Springfield organization in 65th year of serving Thanksgiving meal

Bonita Mills and her husband, James, talk to Daniel Smith during the open house Wednesday to celebrate the 65th anniversary of Family Needs, Inc. Bonita’s parents started Family Needs out of their own house. BILL LACKEY/STAFF

Bonita Mills and her husband, James, talk to Daniel Smith during the open house Wednesday to celebrate the 65th anniversary of Family Needs, Inc. Bonita’s parents started Family Needs out of their own house. BILL LACKEY/STAFF

Dorothea and Edwin Mills married on Nov. 26, 1931.

But they seldom celebrated an anniversary on that date.

Because Thanksgiving fell on the 26th that year, said their daughter, Bonita Mills, “whenever Thanksgiving came, that was their anniversary.”

The holiday’s giving spirit still defines the Millses nearly 20 Thanksgivings after their passing.

That spirit will come alive throughout the community when churches and social service agencies do all that’s needed so that neighbors in need can get their fill.

Family Needs Inc., which grew out of the kitchen in the Mills’ modest home on Springfield’s southeast side, will serve up its Thanksgiving dinner to about 70 this Thursday at the northwest corner of Limestone Street and Grand Avenue.

MORE FROM TOM STAFFORD: That was a nasty fall 

Bonita Mills said her best guess is that her parents started the tradition about 65 years ago.

“It’s a shame, we should have records,” she said.

But her parents weren’t sticklers about records in the way her mother was a stickler about something else.

“She wanted to have people share,” Bonita Mills said. “They had to share everything.”

The Mills’ Thanksgiving project received its earliest help from the South Fountain Seventh Day Adventist Church, where Mr. Mills was an elder and Mrs. Mills a member of the Dorcas and Society and King’s Daughters. The church continues to support Family Needs today.

From the start, Mr. and Mrs. Mills organized what originally was called the church’s Family Service Center. Early locations included a house at the corner of Yellow Springs Street and Innisfallen Avenue and - in their daughter’s recollections - “a little shack” farther south on Yellow Springs.

Mr. Mills worked as an assistant pathologist at Community Hospital, and Mrs. Mills not only raised a handful of children but, with her husband, was a foster parent to more than 125.

MORE FROM TOM STAFFORD: “Spiritual giant” spreads comfort through music in final days 

They had done decades’ worth of service by the time a son wrote a grant and the former owners of a convenience store at Limestone Street and Grand Avenue deeded the building to the church so the Mills’ work could continue.

Then in 1991, President George H.W. Bush recognized the Millses as the 412th of the 1,000 points of light he highlighted in an effort to underscore the importance of volunteers to the nation - volunteers whose efforts represented what he called “a brilliant diversity spread like stars, like a thousand points of light in a broad and peaceful sky.”

Perhaps because she saw the work as her parents’ doing, Bonita Mills did not get involved in their lifes’s work until after their passing, her father’s in 1998, her mother’s in 2000.

But she brought her husband, James Mills, with her, and, found her retired friend Ella Barnes at the center.

Barnes herself got involved, so that another friend, Carrie Johnson, would have a chance to eat a noon meal after making that meal for all other comers.

Because Johnson “did not have time to eat” before going back to work, Barnes agreed to take on the pantry duties and pay the bills, in part because she grew up in a family like Bonita Mills’.

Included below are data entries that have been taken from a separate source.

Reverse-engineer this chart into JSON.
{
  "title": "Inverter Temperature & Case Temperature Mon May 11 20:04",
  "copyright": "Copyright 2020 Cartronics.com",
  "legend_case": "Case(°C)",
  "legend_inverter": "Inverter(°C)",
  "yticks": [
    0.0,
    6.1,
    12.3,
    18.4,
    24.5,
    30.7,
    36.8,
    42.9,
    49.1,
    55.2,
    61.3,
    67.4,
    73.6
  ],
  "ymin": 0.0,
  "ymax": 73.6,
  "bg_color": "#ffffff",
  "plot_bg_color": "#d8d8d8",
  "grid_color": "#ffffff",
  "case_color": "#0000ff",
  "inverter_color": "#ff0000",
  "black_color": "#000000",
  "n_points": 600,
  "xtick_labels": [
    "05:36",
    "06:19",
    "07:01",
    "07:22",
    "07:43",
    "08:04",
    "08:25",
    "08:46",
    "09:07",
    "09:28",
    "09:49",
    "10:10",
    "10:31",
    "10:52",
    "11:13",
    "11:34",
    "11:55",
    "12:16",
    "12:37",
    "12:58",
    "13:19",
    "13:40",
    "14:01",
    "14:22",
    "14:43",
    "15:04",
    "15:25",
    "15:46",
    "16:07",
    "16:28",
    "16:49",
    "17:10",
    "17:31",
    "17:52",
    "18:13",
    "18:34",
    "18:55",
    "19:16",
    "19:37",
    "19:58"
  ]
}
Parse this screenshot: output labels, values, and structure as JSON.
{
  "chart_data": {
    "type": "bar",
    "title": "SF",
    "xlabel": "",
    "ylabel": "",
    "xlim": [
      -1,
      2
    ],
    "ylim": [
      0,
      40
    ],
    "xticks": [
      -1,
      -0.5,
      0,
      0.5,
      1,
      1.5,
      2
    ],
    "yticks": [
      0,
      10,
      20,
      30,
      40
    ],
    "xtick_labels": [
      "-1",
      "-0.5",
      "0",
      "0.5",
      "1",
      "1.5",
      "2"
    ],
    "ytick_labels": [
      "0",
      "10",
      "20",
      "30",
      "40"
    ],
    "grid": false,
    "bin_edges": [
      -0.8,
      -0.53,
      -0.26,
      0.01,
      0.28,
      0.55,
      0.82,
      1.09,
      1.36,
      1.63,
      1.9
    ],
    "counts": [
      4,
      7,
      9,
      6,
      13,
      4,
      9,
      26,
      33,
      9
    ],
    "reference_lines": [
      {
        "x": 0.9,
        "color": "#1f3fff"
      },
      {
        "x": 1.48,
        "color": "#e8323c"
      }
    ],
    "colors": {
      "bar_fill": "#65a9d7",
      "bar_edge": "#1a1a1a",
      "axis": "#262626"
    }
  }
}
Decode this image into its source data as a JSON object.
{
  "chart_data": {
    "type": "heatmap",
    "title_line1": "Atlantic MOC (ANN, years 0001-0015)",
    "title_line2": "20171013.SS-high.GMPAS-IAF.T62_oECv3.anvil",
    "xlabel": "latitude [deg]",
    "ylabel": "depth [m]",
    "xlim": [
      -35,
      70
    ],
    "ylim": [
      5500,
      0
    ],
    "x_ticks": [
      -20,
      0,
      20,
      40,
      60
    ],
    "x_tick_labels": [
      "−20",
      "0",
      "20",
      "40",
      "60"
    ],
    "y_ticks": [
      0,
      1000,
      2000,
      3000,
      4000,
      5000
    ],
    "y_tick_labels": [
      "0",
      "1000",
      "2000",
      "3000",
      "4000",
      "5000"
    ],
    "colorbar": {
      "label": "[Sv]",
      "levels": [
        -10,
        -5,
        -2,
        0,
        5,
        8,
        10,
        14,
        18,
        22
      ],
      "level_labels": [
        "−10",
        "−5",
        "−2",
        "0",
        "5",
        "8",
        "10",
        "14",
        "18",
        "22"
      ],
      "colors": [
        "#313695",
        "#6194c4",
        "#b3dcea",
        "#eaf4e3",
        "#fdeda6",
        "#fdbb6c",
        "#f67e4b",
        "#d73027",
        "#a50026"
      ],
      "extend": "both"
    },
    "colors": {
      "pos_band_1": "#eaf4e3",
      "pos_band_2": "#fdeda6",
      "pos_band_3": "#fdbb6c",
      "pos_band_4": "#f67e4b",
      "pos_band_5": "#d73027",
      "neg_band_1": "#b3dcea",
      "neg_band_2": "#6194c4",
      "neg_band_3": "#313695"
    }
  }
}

MORE FROM TOM STAFFORD: Ridgewood School, a force in Springfield, turns 100 

Barnes remembers “a houseful of folks” in her Louisiana home. Some stayed until they got a job, others stayed until they worked enough to move out, and Barnes remembers her father saying, “This is a big house, it’s big enough for all of us.”

Her family also “never got to think we were above needing.”

Although Sheehan Brothers Vending provides take-home sandwiches and snacks for those in need, Family Needs is like many volunteer agencies, always trying to make ends meet.

Volunteers recently had a painting party. Last Wednesday, there was an open house to spread the word about its food pantry, clothing and hot meal services and to let people know the facilities need updated flooring, some new freezer units and folding chairs for overflow days.

Four community members involved in minority health issues also have stepped forward to mount a fundraising effort and connect Family Needs with the era of grant writing.

It’s still a humble organization.

But with so many still caring enough to pitch in, one can’t help but think that Edwin and Dorothea Mills would consider this year’s Thanksgiving meal not only at Family Needs, Inc., but elsewhere in the community, a perfect way to celebrate what would have been their 88th wedding anniversary.